Cependant, les difficultés majeures rencontrées dans l’exercice de cette activité sont relatives à l’assèchement des puits car pour maintenir un bon niveau d’eau durant toute l’année pour la production, l’intérieur du puits doit être recouvert de sape. Les maraîchers ont donc besoin en matériaux tels que le ciment et le sable, mais cela représente un gros investissement et reste un facteur limitant. Jean-Baptiste est dans cette situation car il ne peut financer une telle dépense qui pourtant lui permettrait d’être plus productif.

Pendant la saison pluvieuse, Jean-Baptiste se réveille à trois heures du matin pour se rendre à son jardin, puis se dirige vers son champ à partir de huit heures pour les travaux champêtres. A la fin de la journée vers seize heures il repasse travailler au jardin pour faire notamment un suivi des plants. Il veut arroser avant la nuit, mais surtout vérifier la présence de vers destructeurs et de parasites pour utiliser des pesticides si besoin et préserver ses légumes.

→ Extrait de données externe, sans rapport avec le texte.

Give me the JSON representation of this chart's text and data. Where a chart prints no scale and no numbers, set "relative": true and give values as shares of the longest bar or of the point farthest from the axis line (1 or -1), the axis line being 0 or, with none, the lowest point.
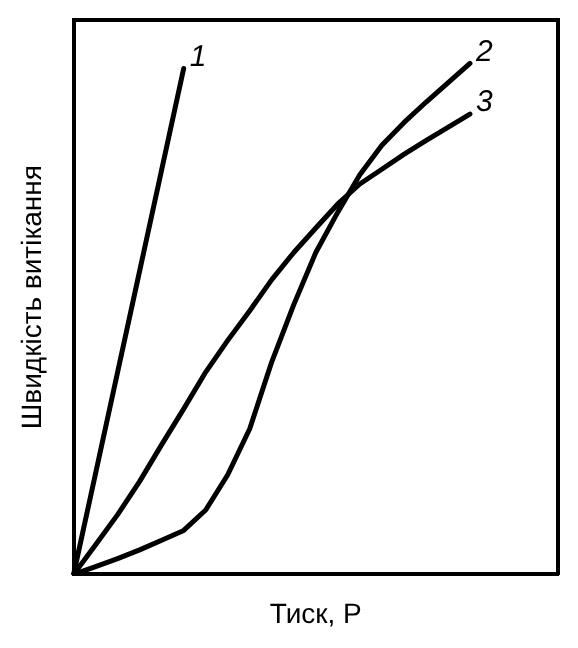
{
  "chart_data": {
    "type": "line",
    "relative": true,
    "xlabel": "Тиск, P",
    "ylabel": "Швидкість витікання",
    "legend": false,
    "grid": false,
    "marker": "none",
    "line_style": "solid",
    "categories": [
      null,
      null,
      null,
      null,
      null,
      null,
      null,
      null,
      null,
      null,
      null,
      null,
      null,
      null,
      null,
      null,
      null,
      null,
      null,
      null,
      null,
      null,
      null
    ],
    "series": [
      {
        "name": "1",
        "color": "#000000",
        "values": [
          0,
          0.198,
          0.396,
          0.594,
          0.792,
          0.99,
          null,
          null,
          null,
          null,
          null,
          null,
          null,
          null,
          null,
          null,
          null,
          null,
          null,
          null,
          null,
          null,
          null
        ]
      },
      {
        "name": "2",
        "color": "#000000",
        "values": [
          0,
          0.015,
          0.031,
          0.048,
          0.067,
          0.086,
          0.126,
          0.195,
          0.285,
          0.416,
          0.528,
          0.63,
          0.709,
          0.782,
          0.84,
          0.884,
          0.924,
          0.962,
          1,
          null,
          null,
          null,
          null
        ]
      },
      {
        "name": "3",
        "color": "#000000",
        "values": [
          0,
          0.058,
          0.117,
          0.182,
          0.254,
          0.324,
          0.396,
          0.458,
          0.516,
          0.577,
          0.63,
          0.678,
          0.725,
          0.764,
          0.793,
          0.822,
          0.849,
          0.875,
          0.901,
          null,
          null,
          null,
          null
        ]
      }
    ]
  }
}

Bien que proche de la capitale, la population de Tansèga mène des activités agro-pastorales et en dépit de leur proximité avec la grande ville, il ne leur est pas facile de se rendre à Ouagadougou dans les caisses de microfinance. Le groupement Wend Waoga bénéficiait d’un appui-conseil de la radio locale « Vive le Paysan » qui l’a orienté vers la Banque Agricole et Commerciale du Burkina (BACB), banque avec laquelle il a travaillé pendant dix ans.
Mais Jean-Baptiste et son groupement ont entendu parler d’AsIEnA la méthodologie de cette institution de microfinance qui promeut l’auto prise en charge leur a plu, et aussi le fait qu’AsIeNa soit équipé d’une agence mobile et vienne rencontrer le groupement sur place tous les mois. Ils se sont donc orientés vers cette nouvelle structure et se sont constitués en une Mutuelle Solidarité (MUSO).
C’est ainsi que depuis trois mois, Jean-Baptiste est partenaire de l’IMF et dispose d’un compte à AsIEnA. Il en est à son premier crédit d’un montant de 25 000FCFA. Cela lui a permis d’acquérir des intrants (semence de courgette, pesticide) pour la production.

Actuellement, Jean Baptiste commence à récolter ses légumes et les écoule sur le marché local, il a déjà réalisé un chiffre d’affaires de 17 550FCFA, mais la saison n’est pas fini et il espère pouvoir au moins doubler ce revenu avec la vente du reste de sa production. Il a prévu de réutiliser son bénéfice pour rembourser le crédit bien sûr, mais aussi pour lancer une deuxième phase de production.
Après avoir soldé son premier crédit avec AsIEnA, il a pour projet de contracter un second prêt plus élevé pour rétablir et améliorer le niveau de deux puits qui sont actuellement mis au rebus.